Neurodiversity Celebration Week: Ensuring sport is inclusive for all

Neurodiverse Sport logo ()

This week (18-24 March) is Neurodiversity Celebration Week, and the Alliance want to highlight the work of Neurodiverse Sport, an organisation that aims to promote all neurodiversity at every level of sport.

We spoke to founder of Neurodiverse Sport, Caragh McMurtry, to find out more about the work they do, to get a better understanding of neurodiversity and how other sport organisations can adapt their practices to ensure that their sport is inclusive for neurodivergent individuals.

What is Neurodiversity Celebration Week?

Neurodiversity Celebration Week was established in 2018 by Siena Castellon whose own negative educational experiences inspired her to confront the misconceptions and stereotypes that hinder many neurodivergent individuals from realising their full potential. It now serves as a platform for neurodivergent individuals and their allies to promote a more inclusive and supportive society with the mission being to increase acceptance and understanding, provide education and ultimately, celebrate neurodiversity.

Who are Neurodiverse Sport?

Neurodiverse Sport was founded in 2022, by former Olympic rower Caragh McMurtry and her husband Michael Motram, in response to their mixed experience of sport as neurodivergent people. Their vision is for neuroinclusive practice to become the norm in all sport, at every level. Neurodiverse Sport provides workshops and consultation to sports teams and organisations regarding neuroinclusivity in sport.

The word neurodiverse refers to the natural variation of human neurology and behaviour traits, with neurodivergent referring to those who sit further from ‘the norm’. A neurodivergent individual might have a condition such as Autism, ADHD, Dyslexia or Dyspraxia, but many individuals will not have a diagnosis, and many more will have overlapping characteristics. Because of this, Neurodiverse Sport aims to educate coaches and support staff on how to work with diverse individuals as opposed to labels.

Neurodiversity is unique in that it presents a so called “triple invisibility” which describes the difficulty posed by the invisible nature of neurodiverse conditions or characteristics:

  • How does a person know they are different?
  • How do others know what that individual is experiencing?
  • How can policy makers address what is unseen and misunderstood?

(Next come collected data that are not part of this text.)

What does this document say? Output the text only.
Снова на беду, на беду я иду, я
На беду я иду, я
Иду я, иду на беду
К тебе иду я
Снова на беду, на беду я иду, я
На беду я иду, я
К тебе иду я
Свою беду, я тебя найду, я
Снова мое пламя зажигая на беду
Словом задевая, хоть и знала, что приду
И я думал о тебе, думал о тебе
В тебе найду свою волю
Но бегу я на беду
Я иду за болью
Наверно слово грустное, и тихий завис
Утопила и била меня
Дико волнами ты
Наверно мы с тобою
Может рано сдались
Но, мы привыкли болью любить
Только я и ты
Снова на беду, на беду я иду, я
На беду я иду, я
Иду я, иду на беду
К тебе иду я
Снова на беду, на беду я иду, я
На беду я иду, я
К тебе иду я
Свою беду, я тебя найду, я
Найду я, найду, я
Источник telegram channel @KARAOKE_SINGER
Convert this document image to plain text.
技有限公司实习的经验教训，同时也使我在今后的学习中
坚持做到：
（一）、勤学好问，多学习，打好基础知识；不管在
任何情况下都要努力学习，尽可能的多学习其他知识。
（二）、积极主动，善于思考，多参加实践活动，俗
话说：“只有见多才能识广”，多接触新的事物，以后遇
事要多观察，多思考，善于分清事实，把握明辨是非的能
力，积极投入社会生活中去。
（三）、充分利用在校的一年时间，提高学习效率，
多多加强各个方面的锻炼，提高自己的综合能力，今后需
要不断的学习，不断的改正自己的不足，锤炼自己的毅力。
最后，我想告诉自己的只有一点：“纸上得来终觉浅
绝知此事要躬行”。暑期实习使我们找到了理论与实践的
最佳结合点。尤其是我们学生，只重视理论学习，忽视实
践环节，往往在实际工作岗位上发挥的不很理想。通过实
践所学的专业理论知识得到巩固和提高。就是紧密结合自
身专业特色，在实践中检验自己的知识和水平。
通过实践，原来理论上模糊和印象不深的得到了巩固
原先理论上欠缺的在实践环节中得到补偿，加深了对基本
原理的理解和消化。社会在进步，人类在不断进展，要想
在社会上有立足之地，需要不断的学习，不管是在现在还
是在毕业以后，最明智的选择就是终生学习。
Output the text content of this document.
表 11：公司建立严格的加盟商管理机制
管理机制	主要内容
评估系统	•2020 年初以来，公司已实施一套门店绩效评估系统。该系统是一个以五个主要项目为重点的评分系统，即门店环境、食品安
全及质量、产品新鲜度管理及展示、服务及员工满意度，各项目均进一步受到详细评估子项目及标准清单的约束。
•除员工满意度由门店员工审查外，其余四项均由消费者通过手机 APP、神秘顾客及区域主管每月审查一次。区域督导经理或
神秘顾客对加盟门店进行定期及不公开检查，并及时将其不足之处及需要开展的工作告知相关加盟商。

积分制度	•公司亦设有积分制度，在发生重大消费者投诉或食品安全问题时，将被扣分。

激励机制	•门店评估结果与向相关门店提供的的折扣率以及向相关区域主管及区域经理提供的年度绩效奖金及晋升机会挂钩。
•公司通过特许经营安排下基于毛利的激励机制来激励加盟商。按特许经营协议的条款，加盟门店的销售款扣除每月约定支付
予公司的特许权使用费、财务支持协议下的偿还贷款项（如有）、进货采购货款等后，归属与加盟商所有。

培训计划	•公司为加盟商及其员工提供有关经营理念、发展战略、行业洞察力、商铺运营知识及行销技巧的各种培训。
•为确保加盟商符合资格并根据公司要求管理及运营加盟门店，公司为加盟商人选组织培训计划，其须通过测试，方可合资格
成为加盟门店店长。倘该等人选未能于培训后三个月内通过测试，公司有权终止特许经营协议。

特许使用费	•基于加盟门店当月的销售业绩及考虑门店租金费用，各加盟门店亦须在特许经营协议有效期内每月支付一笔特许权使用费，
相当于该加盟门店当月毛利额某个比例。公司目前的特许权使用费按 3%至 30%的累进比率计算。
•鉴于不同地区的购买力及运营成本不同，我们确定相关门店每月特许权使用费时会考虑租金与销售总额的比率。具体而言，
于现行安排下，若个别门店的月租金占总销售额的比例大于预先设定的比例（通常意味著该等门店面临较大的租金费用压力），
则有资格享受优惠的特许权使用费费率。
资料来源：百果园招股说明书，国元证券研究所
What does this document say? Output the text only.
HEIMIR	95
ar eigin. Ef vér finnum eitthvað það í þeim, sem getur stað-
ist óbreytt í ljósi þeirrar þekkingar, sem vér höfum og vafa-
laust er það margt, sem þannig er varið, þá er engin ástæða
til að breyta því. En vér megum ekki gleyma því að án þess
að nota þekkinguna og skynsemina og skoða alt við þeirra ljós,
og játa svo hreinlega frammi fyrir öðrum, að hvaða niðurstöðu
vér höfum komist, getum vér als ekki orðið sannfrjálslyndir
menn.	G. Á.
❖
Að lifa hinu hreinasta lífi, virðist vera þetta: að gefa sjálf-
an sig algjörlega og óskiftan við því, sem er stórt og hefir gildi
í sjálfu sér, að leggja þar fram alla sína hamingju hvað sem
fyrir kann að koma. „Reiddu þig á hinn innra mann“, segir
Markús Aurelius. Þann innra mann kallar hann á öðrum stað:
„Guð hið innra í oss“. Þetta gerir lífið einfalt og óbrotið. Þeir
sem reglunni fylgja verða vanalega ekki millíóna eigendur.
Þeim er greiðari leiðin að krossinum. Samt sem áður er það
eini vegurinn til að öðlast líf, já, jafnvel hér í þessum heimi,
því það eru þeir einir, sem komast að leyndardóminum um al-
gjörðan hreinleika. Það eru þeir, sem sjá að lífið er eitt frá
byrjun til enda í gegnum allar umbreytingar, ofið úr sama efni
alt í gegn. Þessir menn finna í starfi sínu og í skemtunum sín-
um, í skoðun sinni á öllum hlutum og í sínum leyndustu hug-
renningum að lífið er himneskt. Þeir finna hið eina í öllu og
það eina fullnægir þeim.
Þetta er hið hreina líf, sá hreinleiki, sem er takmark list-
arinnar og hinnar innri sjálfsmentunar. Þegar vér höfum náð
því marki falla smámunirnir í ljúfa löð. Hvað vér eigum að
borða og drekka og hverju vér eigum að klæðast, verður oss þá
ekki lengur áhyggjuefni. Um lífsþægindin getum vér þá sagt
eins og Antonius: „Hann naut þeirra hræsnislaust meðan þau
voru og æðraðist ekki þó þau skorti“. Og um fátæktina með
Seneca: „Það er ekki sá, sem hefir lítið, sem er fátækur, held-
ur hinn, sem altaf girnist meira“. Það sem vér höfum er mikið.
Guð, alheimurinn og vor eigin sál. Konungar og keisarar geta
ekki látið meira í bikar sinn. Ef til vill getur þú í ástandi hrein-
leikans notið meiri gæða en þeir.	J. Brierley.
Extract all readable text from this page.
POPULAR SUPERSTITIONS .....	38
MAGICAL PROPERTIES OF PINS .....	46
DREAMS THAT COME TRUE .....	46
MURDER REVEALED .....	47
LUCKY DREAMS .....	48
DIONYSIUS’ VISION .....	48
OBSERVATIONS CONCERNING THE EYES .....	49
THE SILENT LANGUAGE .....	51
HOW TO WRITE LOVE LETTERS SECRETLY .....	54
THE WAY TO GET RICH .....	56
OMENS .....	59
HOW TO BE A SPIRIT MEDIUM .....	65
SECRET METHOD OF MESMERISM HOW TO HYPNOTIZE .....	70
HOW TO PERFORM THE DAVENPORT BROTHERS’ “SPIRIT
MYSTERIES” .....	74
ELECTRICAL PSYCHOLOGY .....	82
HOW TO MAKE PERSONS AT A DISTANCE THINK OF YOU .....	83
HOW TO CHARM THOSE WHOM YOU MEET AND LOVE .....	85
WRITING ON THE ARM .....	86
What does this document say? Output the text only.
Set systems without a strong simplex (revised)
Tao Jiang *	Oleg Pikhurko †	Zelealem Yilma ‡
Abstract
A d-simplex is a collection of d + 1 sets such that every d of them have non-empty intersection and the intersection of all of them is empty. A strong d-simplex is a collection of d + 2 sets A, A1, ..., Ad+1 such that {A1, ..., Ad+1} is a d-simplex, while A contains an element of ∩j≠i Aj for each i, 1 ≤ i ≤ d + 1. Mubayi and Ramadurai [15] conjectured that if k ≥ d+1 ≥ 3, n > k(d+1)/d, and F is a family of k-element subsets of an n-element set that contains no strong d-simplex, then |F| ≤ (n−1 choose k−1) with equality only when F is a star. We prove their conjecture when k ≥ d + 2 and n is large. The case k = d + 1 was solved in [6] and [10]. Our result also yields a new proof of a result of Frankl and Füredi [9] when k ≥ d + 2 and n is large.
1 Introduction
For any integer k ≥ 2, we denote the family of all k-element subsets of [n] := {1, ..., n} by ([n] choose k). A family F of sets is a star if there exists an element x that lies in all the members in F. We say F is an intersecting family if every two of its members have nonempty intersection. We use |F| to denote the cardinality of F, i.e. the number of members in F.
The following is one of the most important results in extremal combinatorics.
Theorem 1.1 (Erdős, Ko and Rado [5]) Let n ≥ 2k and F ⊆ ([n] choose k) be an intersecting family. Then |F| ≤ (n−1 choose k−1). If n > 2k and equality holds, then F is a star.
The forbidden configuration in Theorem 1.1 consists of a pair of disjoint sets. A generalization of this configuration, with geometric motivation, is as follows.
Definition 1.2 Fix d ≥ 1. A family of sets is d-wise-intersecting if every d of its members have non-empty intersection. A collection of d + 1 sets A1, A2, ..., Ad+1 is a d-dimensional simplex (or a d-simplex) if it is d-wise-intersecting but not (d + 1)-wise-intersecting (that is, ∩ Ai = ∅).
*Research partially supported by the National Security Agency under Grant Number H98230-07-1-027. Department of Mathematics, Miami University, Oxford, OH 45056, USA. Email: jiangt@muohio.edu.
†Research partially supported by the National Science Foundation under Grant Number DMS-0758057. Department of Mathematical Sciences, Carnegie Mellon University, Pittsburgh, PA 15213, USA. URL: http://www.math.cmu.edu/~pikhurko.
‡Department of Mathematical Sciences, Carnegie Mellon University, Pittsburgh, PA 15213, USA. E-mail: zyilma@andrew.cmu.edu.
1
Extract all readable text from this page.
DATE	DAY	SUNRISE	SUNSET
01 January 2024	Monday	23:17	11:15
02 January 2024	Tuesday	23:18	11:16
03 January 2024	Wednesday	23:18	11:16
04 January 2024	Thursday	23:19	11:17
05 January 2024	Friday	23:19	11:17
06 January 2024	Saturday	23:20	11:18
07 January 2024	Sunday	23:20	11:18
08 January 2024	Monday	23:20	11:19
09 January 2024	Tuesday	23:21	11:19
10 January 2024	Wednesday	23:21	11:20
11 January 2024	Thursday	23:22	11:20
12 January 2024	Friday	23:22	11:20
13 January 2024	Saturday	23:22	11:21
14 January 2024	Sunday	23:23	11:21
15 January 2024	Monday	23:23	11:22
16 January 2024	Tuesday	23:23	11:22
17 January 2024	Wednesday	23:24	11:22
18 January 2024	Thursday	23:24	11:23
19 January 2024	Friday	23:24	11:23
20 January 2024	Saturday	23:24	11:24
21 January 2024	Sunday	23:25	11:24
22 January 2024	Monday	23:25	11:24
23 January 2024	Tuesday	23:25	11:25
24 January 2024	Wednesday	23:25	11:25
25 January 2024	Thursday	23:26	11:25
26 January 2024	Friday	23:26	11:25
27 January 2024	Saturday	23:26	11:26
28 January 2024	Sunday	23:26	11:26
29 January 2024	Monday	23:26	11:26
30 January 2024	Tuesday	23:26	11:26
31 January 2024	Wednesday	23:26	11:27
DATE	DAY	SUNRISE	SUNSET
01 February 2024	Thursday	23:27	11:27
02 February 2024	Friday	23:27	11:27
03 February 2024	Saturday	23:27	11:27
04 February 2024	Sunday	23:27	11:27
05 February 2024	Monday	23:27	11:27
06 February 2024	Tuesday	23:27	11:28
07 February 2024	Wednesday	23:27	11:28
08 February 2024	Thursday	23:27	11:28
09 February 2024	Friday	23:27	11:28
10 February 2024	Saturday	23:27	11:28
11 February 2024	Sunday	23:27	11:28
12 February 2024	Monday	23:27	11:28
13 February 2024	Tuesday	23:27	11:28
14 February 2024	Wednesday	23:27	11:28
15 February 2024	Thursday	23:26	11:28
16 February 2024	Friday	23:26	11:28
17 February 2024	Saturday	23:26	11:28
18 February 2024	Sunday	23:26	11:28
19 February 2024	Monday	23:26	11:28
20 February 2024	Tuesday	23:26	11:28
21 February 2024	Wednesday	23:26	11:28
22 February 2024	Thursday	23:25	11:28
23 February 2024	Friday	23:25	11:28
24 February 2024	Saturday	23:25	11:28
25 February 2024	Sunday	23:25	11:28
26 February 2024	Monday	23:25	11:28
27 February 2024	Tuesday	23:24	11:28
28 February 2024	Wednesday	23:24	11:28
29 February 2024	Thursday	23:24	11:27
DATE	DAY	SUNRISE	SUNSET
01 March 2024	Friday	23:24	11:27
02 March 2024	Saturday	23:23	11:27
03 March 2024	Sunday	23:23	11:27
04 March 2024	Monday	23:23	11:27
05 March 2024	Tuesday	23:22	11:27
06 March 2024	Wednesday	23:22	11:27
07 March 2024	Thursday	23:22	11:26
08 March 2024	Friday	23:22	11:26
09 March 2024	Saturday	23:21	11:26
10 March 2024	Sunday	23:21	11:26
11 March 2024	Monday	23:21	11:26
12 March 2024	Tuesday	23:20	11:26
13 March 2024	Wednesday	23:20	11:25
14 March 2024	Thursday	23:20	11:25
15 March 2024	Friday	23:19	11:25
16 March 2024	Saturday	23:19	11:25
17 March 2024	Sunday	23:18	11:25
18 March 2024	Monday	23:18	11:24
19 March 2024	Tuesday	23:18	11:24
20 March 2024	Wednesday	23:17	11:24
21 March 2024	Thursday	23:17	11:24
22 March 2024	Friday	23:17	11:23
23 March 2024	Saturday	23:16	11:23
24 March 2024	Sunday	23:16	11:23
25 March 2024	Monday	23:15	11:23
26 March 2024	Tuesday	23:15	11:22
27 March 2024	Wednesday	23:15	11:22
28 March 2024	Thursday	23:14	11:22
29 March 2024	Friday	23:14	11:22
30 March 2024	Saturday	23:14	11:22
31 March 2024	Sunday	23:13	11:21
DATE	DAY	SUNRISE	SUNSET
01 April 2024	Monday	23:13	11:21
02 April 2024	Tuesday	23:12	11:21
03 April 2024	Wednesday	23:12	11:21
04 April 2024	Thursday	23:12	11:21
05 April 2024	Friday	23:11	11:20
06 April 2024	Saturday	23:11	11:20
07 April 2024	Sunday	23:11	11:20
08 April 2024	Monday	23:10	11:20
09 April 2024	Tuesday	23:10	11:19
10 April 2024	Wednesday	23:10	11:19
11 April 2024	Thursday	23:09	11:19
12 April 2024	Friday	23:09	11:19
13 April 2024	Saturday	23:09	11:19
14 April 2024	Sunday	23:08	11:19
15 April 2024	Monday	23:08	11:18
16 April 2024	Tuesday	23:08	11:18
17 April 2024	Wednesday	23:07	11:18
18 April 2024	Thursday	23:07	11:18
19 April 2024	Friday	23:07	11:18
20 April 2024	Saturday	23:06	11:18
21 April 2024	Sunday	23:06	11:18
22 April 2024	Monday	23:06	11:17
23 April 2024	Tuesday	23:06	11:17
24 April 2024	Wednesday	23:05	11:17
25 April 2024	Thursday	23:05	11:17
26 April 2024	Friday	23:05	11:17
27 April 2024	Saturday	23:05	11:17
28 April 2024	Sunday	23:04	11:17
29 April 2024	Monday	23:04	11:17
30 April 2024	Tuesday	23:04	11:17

The triple invisibility of neurodivergence is one reason why events such as neurodiversity celebration week and organisations such as Neurodiverse Sport are incredibly valuable in moving this space forward.


Triple Invisibility of neurodivergence ()


As well as looking beyond labels, Neurodiverse Sport seeks to promote individual strengths as well as stretches (struggles). For too long, neurodivergence has been viewed and diagnosed purely through a deficit lens - this is referred to as the medical model of disability or difference. The neurodiversity movement empowers neurodivergent people and embraces the social model of disability/difference. Where the medical model sees the individual as a problem to be fixed, the social model highlights the barriers that attitudes and environments can present. The onus for change and adaptation is therefore shared, and the outcome for neurodivergent people much more positive.

How can organisations promote inclusion and support for individuals with neurodiverse conditions within their sports initiatives?

To promote inclusion within your organisation, Neurodiverse Sport have outlined some very clear first steps you can take. Firstly, raise awareness and combat stereotypes - it’s often those negative stereotypes that prevent individuals from engaging, disclosing or seeking support. Secondly, celebrate the unique strengths that can come with neurodivergence - everyone needs to feel respected, appreciated and valued for their unique contributions. Thirdly and lastly, be prepared to signpost - you don’t need to be an expert, but being open minded and prepared with some resources to direct people towards will go a very long way.


Neurodiverse Sport graphics ()


Neurodiversity is not and should never be seen as a barrier to success, in life and in sport. Some of the most decorated athletes of this generation, including Jessica Jane Applegate, Michael Phelps and Simone Biles, are members of the neurodiversity community and smash any perceptions that neurodivergence is in and of itself disabling.